Reputation: 197
This question is related to a previous question I asked, and it seems like a simple question, but I have a hard time finding useful information or tutorials about the topic of multiprocessing.
My problem is that I would like to combine the produced data into one big array and then store it in my hdf file.
def Simulation(i, output):
# make a simulation which outputs it resutlts in A. with shape 4000,3
A = np.array([4000,3])
output.put(A)
def handle_output(output):
hdf = pt.openFile('simulation.h5',mode='w')
hdf.createGroup('/','data')
# Here the output should be joined somehow.

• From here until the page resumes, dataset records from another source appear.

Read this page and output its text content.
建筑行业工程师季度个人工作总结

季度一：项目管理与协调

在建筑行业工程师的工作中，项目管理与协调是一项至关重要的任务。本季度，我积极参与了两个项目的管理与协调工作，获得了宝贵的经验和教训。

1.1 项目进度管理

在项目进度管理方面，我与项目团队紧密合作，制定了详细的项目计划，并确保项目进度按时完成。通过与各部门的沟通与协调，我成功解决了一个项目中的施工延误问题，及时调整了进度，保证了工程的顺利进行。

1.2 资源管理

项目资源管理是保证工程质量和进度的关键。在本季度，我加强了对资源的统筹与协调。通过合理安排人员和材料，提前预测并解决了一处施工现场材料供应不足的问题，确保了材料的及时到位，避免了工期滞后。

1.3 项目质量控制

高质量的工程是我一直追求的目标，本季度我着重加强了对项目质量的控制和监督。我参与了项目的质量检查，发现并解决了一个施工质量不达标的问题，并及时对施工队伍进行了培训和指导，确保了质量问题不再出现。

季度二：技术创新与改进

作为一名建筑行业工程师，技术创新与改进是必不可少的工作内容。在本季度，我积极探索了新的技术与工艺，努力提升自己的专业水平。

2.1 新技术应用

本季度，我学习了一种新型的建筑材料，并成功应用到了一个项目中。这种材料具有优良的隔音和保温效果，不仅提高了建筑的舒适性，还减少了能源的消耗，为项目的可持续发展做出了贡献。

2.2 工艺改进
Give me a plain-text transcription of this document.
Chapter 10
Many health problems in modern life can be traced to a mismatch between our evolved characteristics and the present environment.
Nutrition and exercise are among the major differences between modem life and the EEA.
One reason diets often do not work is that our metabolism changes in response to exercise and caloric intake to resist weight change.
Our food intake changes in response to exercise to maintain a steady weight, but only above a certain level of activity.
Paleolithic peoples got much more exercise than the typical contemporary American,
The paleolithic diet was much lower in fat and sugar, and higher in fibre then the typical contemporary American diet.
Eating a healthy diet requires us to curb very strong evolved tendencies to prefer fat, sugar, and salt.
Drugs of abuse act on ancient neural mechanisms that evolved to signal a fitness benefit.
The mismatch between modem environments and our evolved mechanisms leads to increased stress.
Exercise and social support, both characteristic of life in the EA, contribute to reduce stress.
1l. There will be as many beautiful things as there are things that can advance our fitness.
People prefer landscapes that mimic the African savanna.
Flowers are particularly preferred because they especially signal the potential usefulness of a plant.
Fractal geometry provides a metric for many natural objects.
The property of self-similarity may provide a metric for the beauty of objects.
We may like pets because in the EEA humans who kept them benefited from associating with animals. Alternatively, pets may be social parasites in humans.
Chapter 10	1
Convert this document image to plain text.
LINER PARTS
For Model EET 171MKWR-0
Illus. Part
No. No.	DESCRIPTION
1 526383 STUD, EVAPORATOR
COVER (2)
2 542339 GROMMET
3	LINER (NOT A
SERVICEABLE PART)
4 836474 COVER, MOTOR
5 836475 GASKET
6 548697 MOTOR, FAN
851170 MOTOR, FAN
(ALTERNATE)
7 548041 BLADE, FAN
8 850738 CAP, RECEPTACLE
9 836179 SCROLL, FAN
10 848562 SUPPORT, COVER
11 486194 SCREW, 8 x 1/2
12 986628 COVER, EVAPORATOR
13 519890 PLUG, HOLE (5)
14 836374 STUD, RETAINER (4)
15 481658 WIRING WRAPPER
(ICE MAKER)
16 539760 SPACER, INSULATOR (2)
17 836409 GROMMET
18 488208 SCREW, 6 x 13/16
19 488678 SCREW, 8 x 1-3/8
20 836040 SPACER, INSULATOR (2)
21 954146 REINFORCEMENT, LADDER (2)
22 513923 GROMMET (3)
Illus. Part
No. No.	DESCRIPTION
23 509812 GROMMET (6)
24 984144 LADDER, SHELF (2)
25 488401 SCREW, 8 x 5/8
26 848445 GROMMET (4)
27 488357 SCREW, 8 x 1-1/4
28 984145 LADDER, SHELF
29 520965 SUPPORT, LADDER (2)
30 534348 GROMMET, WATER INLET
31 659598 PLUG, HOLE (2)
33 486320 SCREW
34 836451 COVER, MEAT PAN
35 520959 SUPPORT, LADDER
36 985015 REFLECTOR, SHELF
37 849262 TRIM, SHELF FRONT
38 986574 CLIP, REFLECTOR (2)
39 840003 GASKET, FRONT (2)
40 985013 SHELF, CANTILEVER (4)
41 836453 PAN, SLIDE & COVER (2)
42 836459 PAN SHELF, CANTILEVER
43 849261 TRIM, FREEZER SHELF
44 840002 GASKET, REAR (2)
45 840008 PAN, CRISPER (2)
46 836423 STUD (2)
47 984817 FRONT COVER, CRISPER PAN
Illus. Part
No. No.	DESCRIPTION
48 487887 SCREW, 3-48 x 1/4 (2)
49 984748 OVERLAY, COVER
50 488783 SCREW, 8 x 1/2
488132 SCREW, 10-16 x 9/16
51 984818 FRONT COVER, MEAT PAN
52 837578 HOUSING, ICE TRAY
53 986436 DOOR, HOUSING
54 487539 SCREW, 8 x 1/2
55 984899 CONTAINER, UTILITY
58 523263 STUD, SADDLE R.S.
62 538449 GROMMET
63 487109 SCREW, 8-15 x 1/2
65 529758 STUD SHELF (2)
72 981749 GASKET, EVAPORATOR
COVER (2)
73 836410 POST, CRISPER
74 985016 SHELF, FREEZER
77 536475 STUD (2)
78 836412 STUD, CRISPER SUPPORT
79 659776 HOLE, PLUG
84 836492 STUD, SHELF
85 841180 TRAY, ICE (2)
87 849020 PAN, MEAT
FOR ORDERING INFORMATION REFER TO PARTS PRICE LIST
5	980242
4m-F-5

# I would like to get it in the shape [4000,3,10]
output.get()
hdf.createArray('/data','array',A)
hdf.close()
if __name__ == '__main__':
output = mp.Queue()
jobs = []
proc = mp.Process(target=handle_output, args=(output, ))
proc.start()
for i in range(10):
p = mp.Process(target=Simulation, args=(i, output))
jobs.append(p)
p.start()
for p in jobs:
p.join()
output.put(None)
proc.join()
Upvotes: 8
Views: 15162
Reputation: 8548
What you really need is a multiprocessing Pool
Just do something like:
def Simulation(i):
return output
p = mp.Pool(16)
result = p.map(Simulation,range(10))
result = np.array(result).reshape(...)
p.close()
p.join()
Upvotes: 12